The profits made by the major drug manufacturers were instrumental in their role as a dominant force in shaping the medical landscape. Medical schools, the American Medical Association and most clinical research projects were heavily funded by the pharmaceutical companies (5), which all but eliminated traditional herbal and aromatic medicine from conventional medical care.
As more and more drugs are produced and prescribed in the US, and with their costs representing a significant percentage of healthcare expenditure, it is becoming clearer that medications may not always be the best choice in promoting health. Serious adverse reactions to prescription drugs result in approximately 2 million hospitalizations per year, and have become the 4th leading cause of death in the United States (6). Highly medicated, yet often no healthier, many frustrated consumers are beginning to look past the prescription pad to a more natural and gentle way of preventing and alleviating their suffering.
This has led to a dramatic increase in the interest in complementary and alternative medicine (CAM) and integrative therapies over the past several years.

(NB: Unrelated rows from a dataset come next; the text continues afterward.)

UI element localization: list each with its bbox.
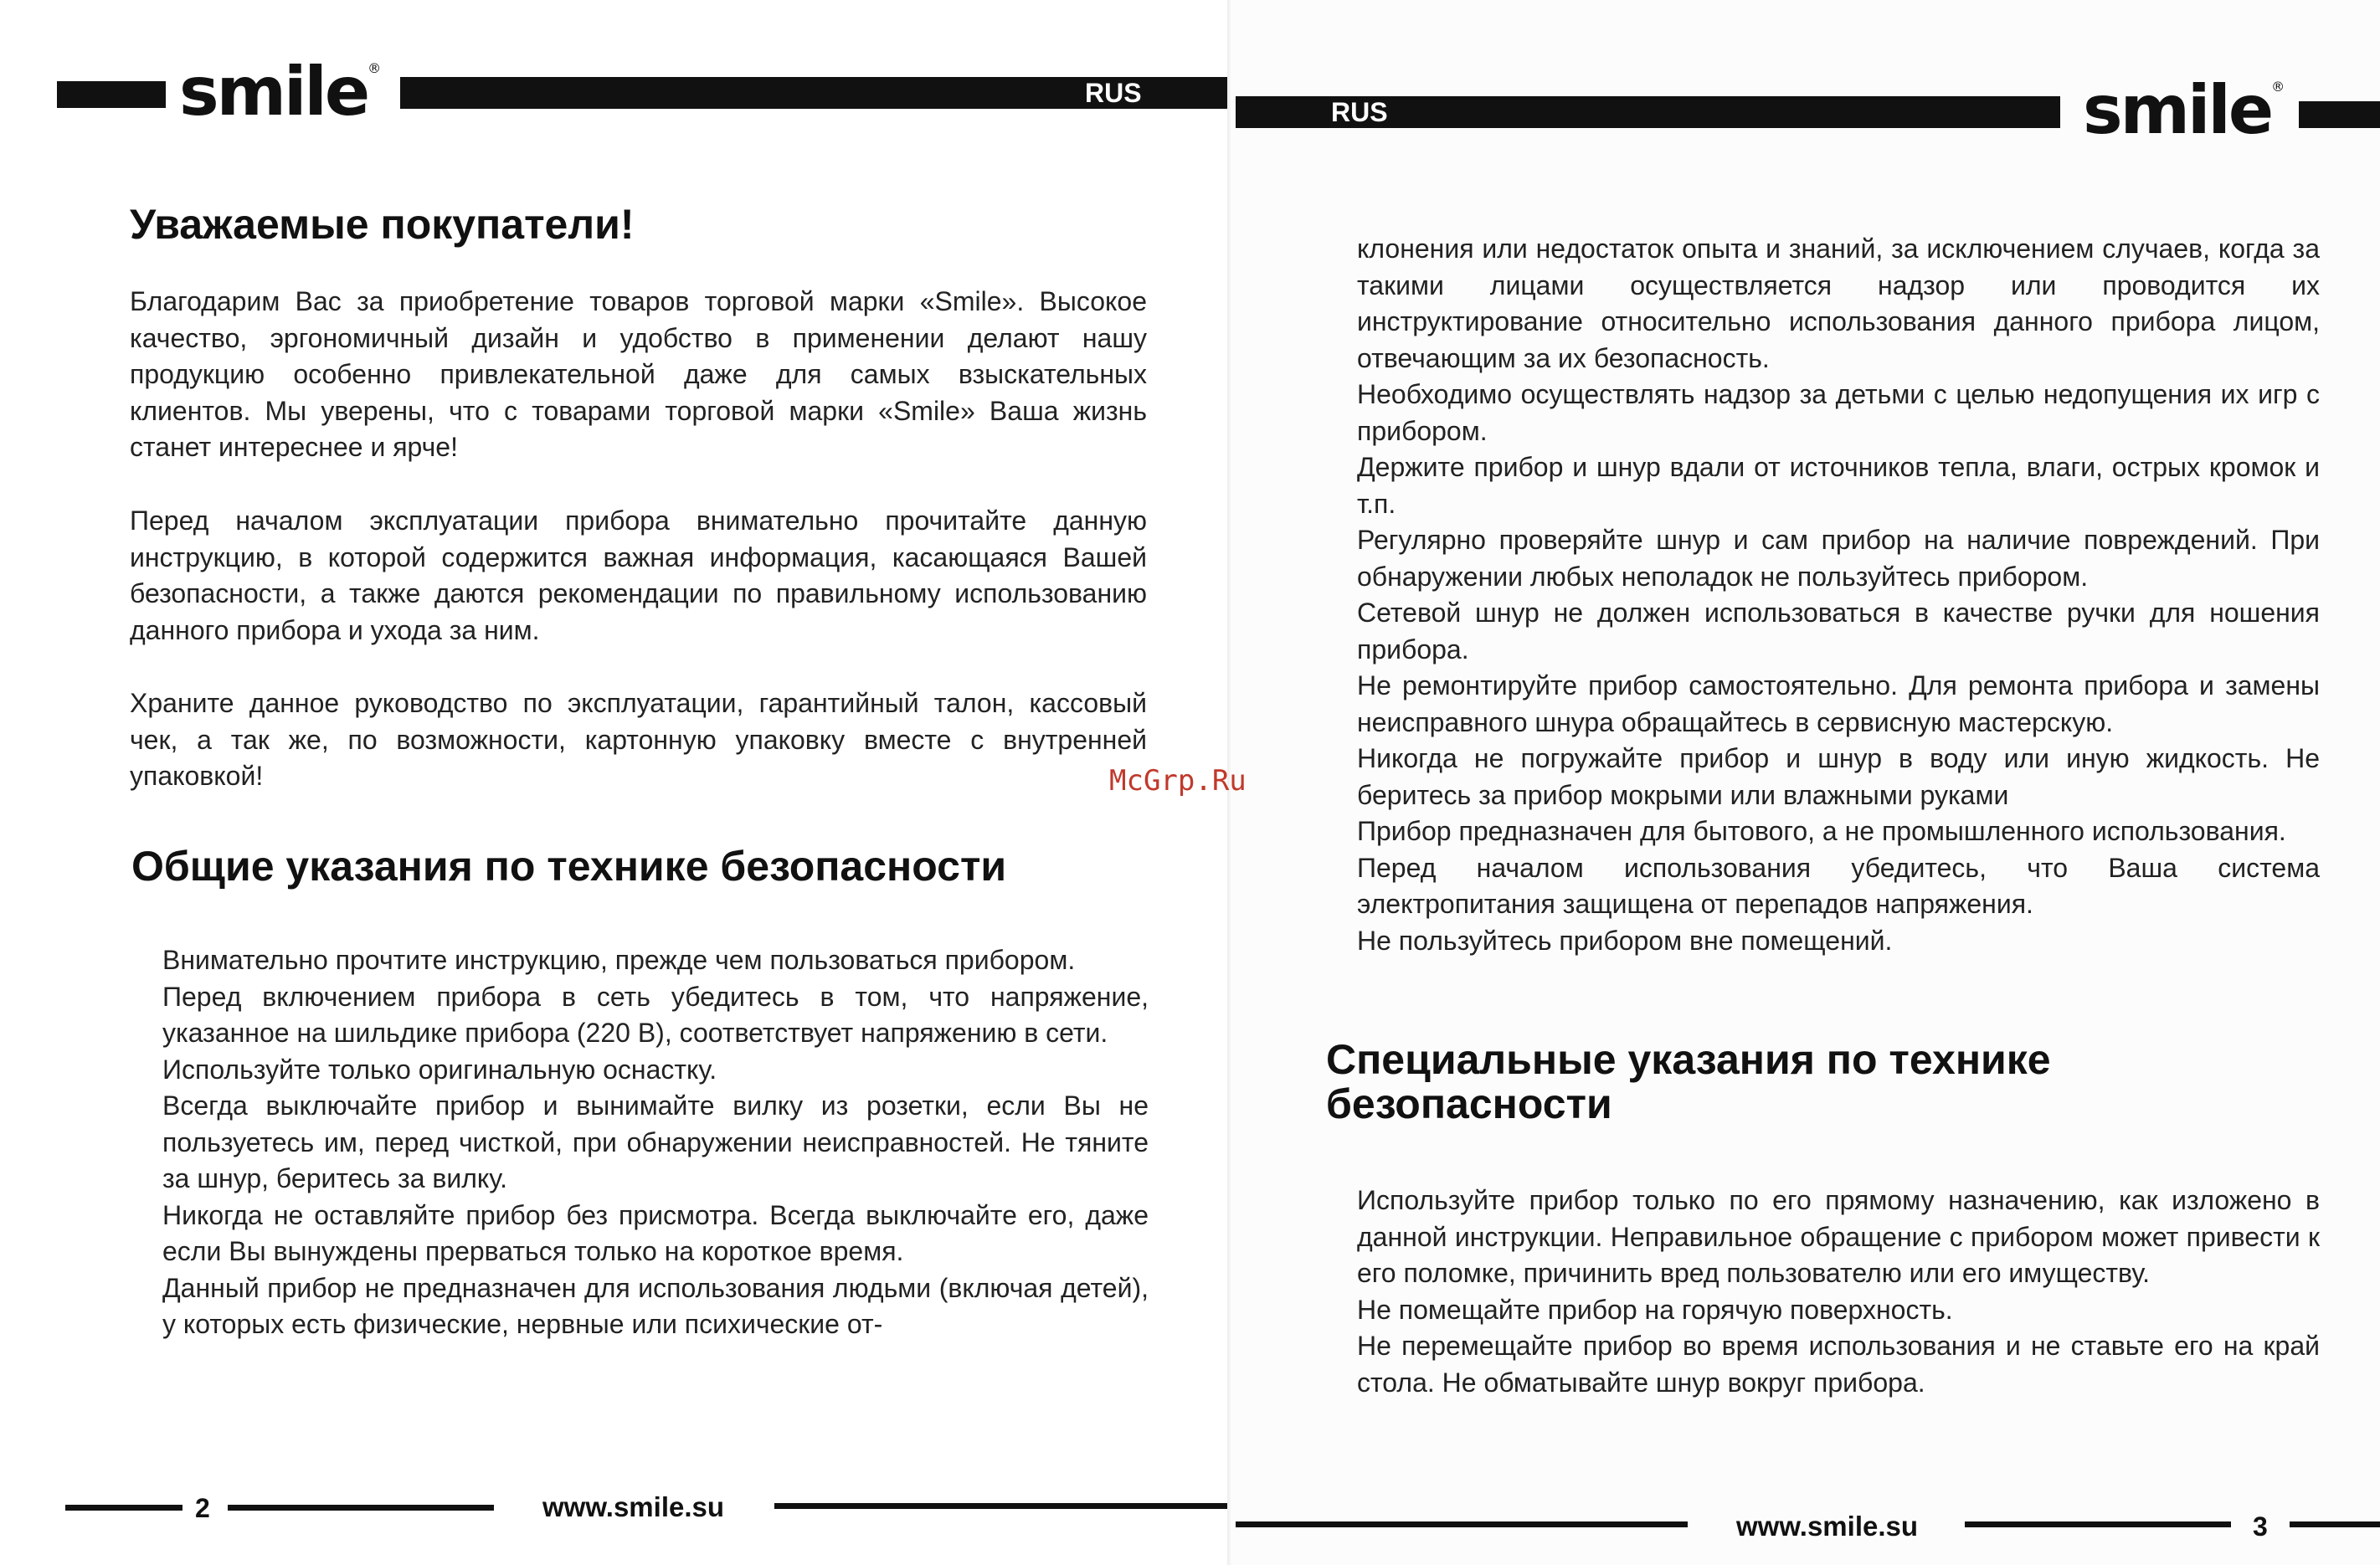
brand-name: smile [179,53,368,131]
header-bar-right-long [1236,96,2060,128]
footer-line-right-2 [1965,1521,2231,1527]
list-item: клонения или недостаток опыта и знаний, за исключением случаев, когда за такими лицами осуществляется надзор или проводится их инструктирование относительно использования данного прибора лицом, отвечающим за их безопасность. [1357,233,2320,373]
header-bar-right-short [2299,101,2380,128]
list-item: Не помещайте прибор на горячую поверхность. [1357,1294,1953,1325]
page-number-right: 3 [2253,1511,2268,1542]
list-item: Держите прибор и шнур вдали от источников тепла, влаги, острых кромок и т.п. [1357,452,2320,519]
brand-logo-left [179,53,382,131]
list-item: Перед началом использования убедитесь, что Ваша система электропитания защищена от перепадов напряжения. [1357,852,2320,919]
list-item: Используйте прибор только по его прямому назначению, как изложено в данной инструкции. Неправильное обращение с прибором может привести к его поломке, причинить вред пользователю или его имуществу. [1357,1185,2320,1288]
list-item: Используйте только оригинальную оснастку. [162,1054,717,1085]
intro-paragraph-1: Благодарим Вас за приобретение товаров торговой марки «Smile». Высокое качество, эргономичный дизайн и удобство в применении делают нашу продукцию особенно привлекательной даже для самых взыскательных клиентов. Мы уверены, что с товарами торговой марки «Smile» Ваша жизнь станет интереснее и ярче! [130,286,1147,462]
section-title-general-safety: Общие указания по технике безопасности [131,843,1007,890]
list-item: Перед включением прибора в сеть убедитесь в том, что напряжение, указанное на шильдике прибора (220 В), соответствует напряжению в сети. [162,981,1149,1048]
page-number-left: 2 [195,1493,210,1523]
brand-name: smile [2083,71,2272,149]
website-link-right[interactable]: www.smile.su [1736,1511,1919,1542]
brand-logo-right [2083,71,2285,149]
list-item: Не перемещайте прибор во время использования и не ставьте его на край стола. Не обматывайте шнур вокруг прибора. [1357,1331,2320,1398]
list-item: Прибор предназначен для бытового, а не промышленного использования. [1357,816,2286,846]
header-bar-left-short [57,81,166,108]
page-title: Уважаемые покупатели! [130,201,635,248]
general-safety-list-continued [1357,231,2320,959]
registered-mark: ® [2271,79,2285,95]
general-safety-list [162,942,1149,1343]
list-item: Никогда не оставляйте прибор без присмотра. Всегда выключайте его, даже если Вы вынуждены прерваться только на короткое время. [162,1199,1149,1266]
footer-line-right-1 [1236,1521,1688,1527]
footer-line-left-2 [228,1505,494,1511]
special-safety-list [1357,1183,2320,1401]
website-link-left[interactable]: www.smile.su [542,1491,725,1522]
footer-line-left-1 [65,1505,182,1511]
list-item: Не ремонтируйте прибор самостоятельно. Для ремонта прибора и замены неисправного шнура обращайтесь в сервисную мастерскую. [1357,670,2320,737]
footer-line-right-3 [2290,1521,2380,1527]
list-item: Данный прибор не предназначен для использования людьми (включая детей), у которых есть физические, нервные или психические от- [162,1272,1149,1339]
list-item: Необходимо осуществлять надзор за детьми с целью недопущения их игр с прибором. [1357,379,2320,446]
list-item: Никогда не погружайте прибор и шнур в воду или иную жидкость. Не беритесь за прибор мокрыми или влажными руками [1357,743,2320,810]
list-item: Внимательно прочтите инструкцию, прежде чем пользоваться прибором. [162,945,1076,975]
watermark: McGrp.Ru [1109,764,1247,798]
list-item: Сетевой шнур не должен использоваться в качестве ручки для ношения прибора. [1357,598,2320,664]
section-title-line-2: безопасности [1326,1080,1612,1127]
list-item: Не пользуйтесь прибором вне помещений. [1357,925,1893,956]
language-label-right: RUS [1331,97,1388,127]
section-title-line-1: Специальные указания по технике [1326,1036,2051,1083]
footer-line-left-3 [774,1503,1231,1509]
right-page [1231,0,2380,1565]
language-label-left: RUS [1085,78,1142,108]
section-title-special-safety [1326,1038,2051,1126]
list-item: Всегда выключайте прибор и вынимайте вилку из розетки, если Вы не пользуетесь им, перед чисткой, при обнаружении неисправностей. Не тяните за шнур, беритесь за вилку. [162,1090,1149,1193]
intro-paragraph-2: Перед началом эксплуатации прибора внимательно прочитайте данную инструкцию, в которой содержится важная информация, касающаяся Вашей безопасности, а также даются рекомендации по правильному использованию данного прибора и ухода за ним. [130,505,1147,645]
registered-mark: ® [368,60,382,76]
list-item: Регулярно проверяйте шнур и сам прибор на наличие повреждений. При обнаружении любых неполадок не пользуйтесь прибором. [1357,525,2320,592]
intro-paragraph-3: Храните данное руководство по эксплуатации, гарантийный талон, кассовый чек, а так же, по возможности, картонную упаковку вместе с внутренней упаковкой! [130,688,1147,791]
header-bar-left-long [400,77,1231,109]
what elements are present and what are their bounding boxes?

Over 60 million Americans spend as much as 30 billion out of pocket dollars annually, for treatments such as massage, acupuncture, and herbal based therapies (7).
In 1998, the National Institute of Health (NIH) launched The National Center for Complementary and Alternative Medicine (NCCAM) to provide funding and direction for evidence based research. Slowly and steadily, a growing body of research is accumulating for alternative treatments, such as essential oil therapy.
While the term, “aromatherapy” is often used interchangeably with the term “essential oil therapy”, some experts prefer to use the term “essential oil therapy” to further define the treatment modality that consists of the exclusive use of high quality essential oils (EOs), rather than merely fragrances that can contain chemical or synthetic constituents. While aromatherapy with EOs has long been associated with pleasant smells used for relaxation, it is also a credible, serious and highly effective therapy in its own right.